Photography is one of Yamaoka's inspirations, especially the process of developing the prints, the moment the image emerges in the developer, not quite becoming anything recognizable. She refers to it as "the moment of suspension, between the process of becoming visible and the legibility of form." This notion of legibility, visibility, and liminality is helpful to keep in mind when taking in her other works.

The most striking piece to me was 72 by 45 (deep blue #3), 2011/2017. Yamaoka has a habit of returning to her works, the two dates representing when it was first finished and when she came back to it, challenging the idea of completion. The painting is composed of reflective polyester film over urethane resin on wood panel, colored a lapis lazuli blue. It's enormous, taking up nearly an entire wall in the airy and commanding gallery, with skylights that let in the softest, most placeless white light.

When looking at deep blue #3, one is forced to become a part of it. Observing is participating. The painting and its reflection distort the viewer in the prettiest of ways. This is my ideal self, I thought as I looked at the painting. Because in marveling in Yamaoka's work, you also marvel in yourself. It's representation in the purest of senses, in that you can literally see yourself in her work—not an abstracted label of your body, say, or your identity, but your body and your identity. Your participation completes the piece.

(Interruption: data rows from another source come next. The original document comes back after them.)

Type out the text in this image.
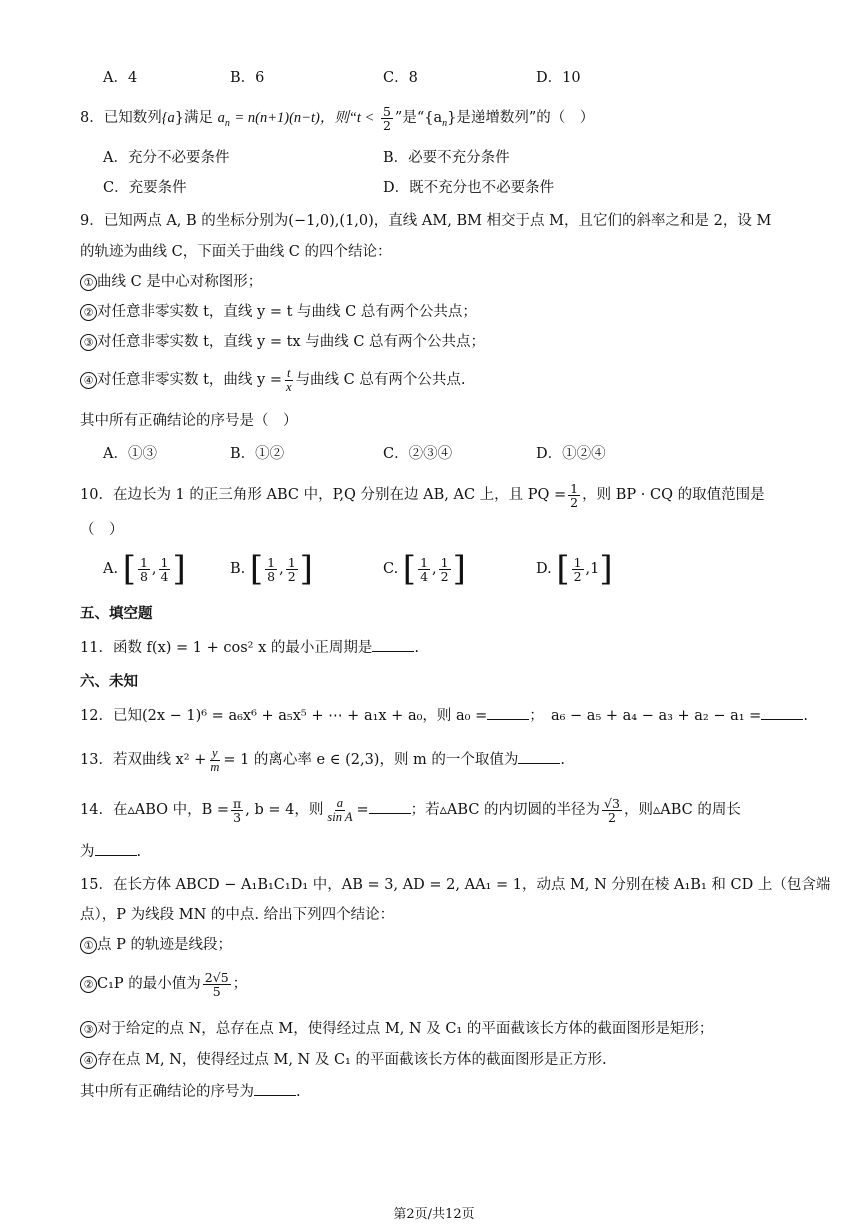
A．4	B．6	C．8	D．10
8．已知数列{a}满足 $a_n = n(n+1)(n-t)$，则“$t < \frac{5}{2}$ ”是“$\{a_n\}$是递增数列”的（　）
A．充分不必要条件	B．必要不充分条件
C．充要条件	D．既不充分也不必要条件
9．已知两点 A, B 的坐标分别为(−1,0),(1,0)，直线 AM, BM 相交于点 M，且它们的斜率之和是 2，设 M
的轨迹为曲线 C，下面关于曲线 C 的四个结论：
① 曲线 C 是中心对称图形；
② 对任意非零实数 t，直线 y = t 与曲线 C 总有两个公共点；
③ 对任意非零实数 t，直线 y = tx 与曲线 C 总有两个公共点；
④ 对任意非零实数 t，曲线 $y = \frac{t}{x}$ 与曲线 C 总有两个公共点.
其中所有正确结论的序号是（　）
A．①③	B．①②	C．②③④	D．①②④
10．在边长为 1 的正三角形 ABC 中，P,Q 分别在边 AB, AC 上，且 PQ = $\frac{1}{2}$ ，则 BP · CQ 的取值范围是
（　）
A.
[ $\frac{1}{8}$ , $\frac{1}{4}$ ]	B.
[ $\frac{1}{8}$ , $\frac{1}{2}$ ]	C.
[ $\frac{1}{4}$ , $\frac{1}{2}$ ]	D.
[ $\frac{1}{2}$ , 1 ]
五、填空题
11．函数 f(x) = 1 + cos² x 的最小正周期是	.
六、未知
12．已知(2x − 1)⁶ = a₆x⁶ + a₅x⁵ + ⋯ + a₁x + a₀，则 a₀ =	；　a₆ − a₅ + a₄ − a₃ + a₂ − a₁ =	.
13．若双曲线 $x^2 + \frac{y}{m} = 1$ 的离心率 e ∈ (2,3)，则 m 的一个取值为	.
14．在▵ABO 中，$B = \frac{\pi}{3}$ , b = 4，则 $\frac{a}{\text{sin A}}$ =	；若▵ABC 的内切圆的半径为 $\frac{√3}{2}$ ，则▵ABC 的周长
为	.
15．在长方体 ABCD − A₁B₁C₁D₁ 中，AB = 3, AD = 2, AA₁ = 1，动点 M, N 分别在棱 A₁B₁ 和 CD 上（包含端
点），P 为线段 MN 的中点. 给出下列四个结论：
① 点 P 的轨迹是线段；
② C₁P 的最小值为 $\frac{2√5}{5}$ ；
③ 对于给定的点 N，总存在点 M，使得经过点 M, N 及 C₁ 的平面截该长方体的截面图形是矩形；
④ 存在点 M, N，使得经过点 M, N 及 C₁ 的平面截该长方体的截面图形是正方形.
其中所有正确结论的序号为	.
第2页/共12页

What's brilliant about this aspect of Yamaoka's work—the reflection, the distortion, the element of chance in how the painting comes out—is its iterative nature. If I go in and look at deep blue #3 tomorrow, the painting will contain a different version than the Jasmyne who gazed at it for the first time. Yamaoka's paintings remind us viewers that our relationship to art mirrors our relationship to ourselves—always changing, never static, not quite capturable, but always there.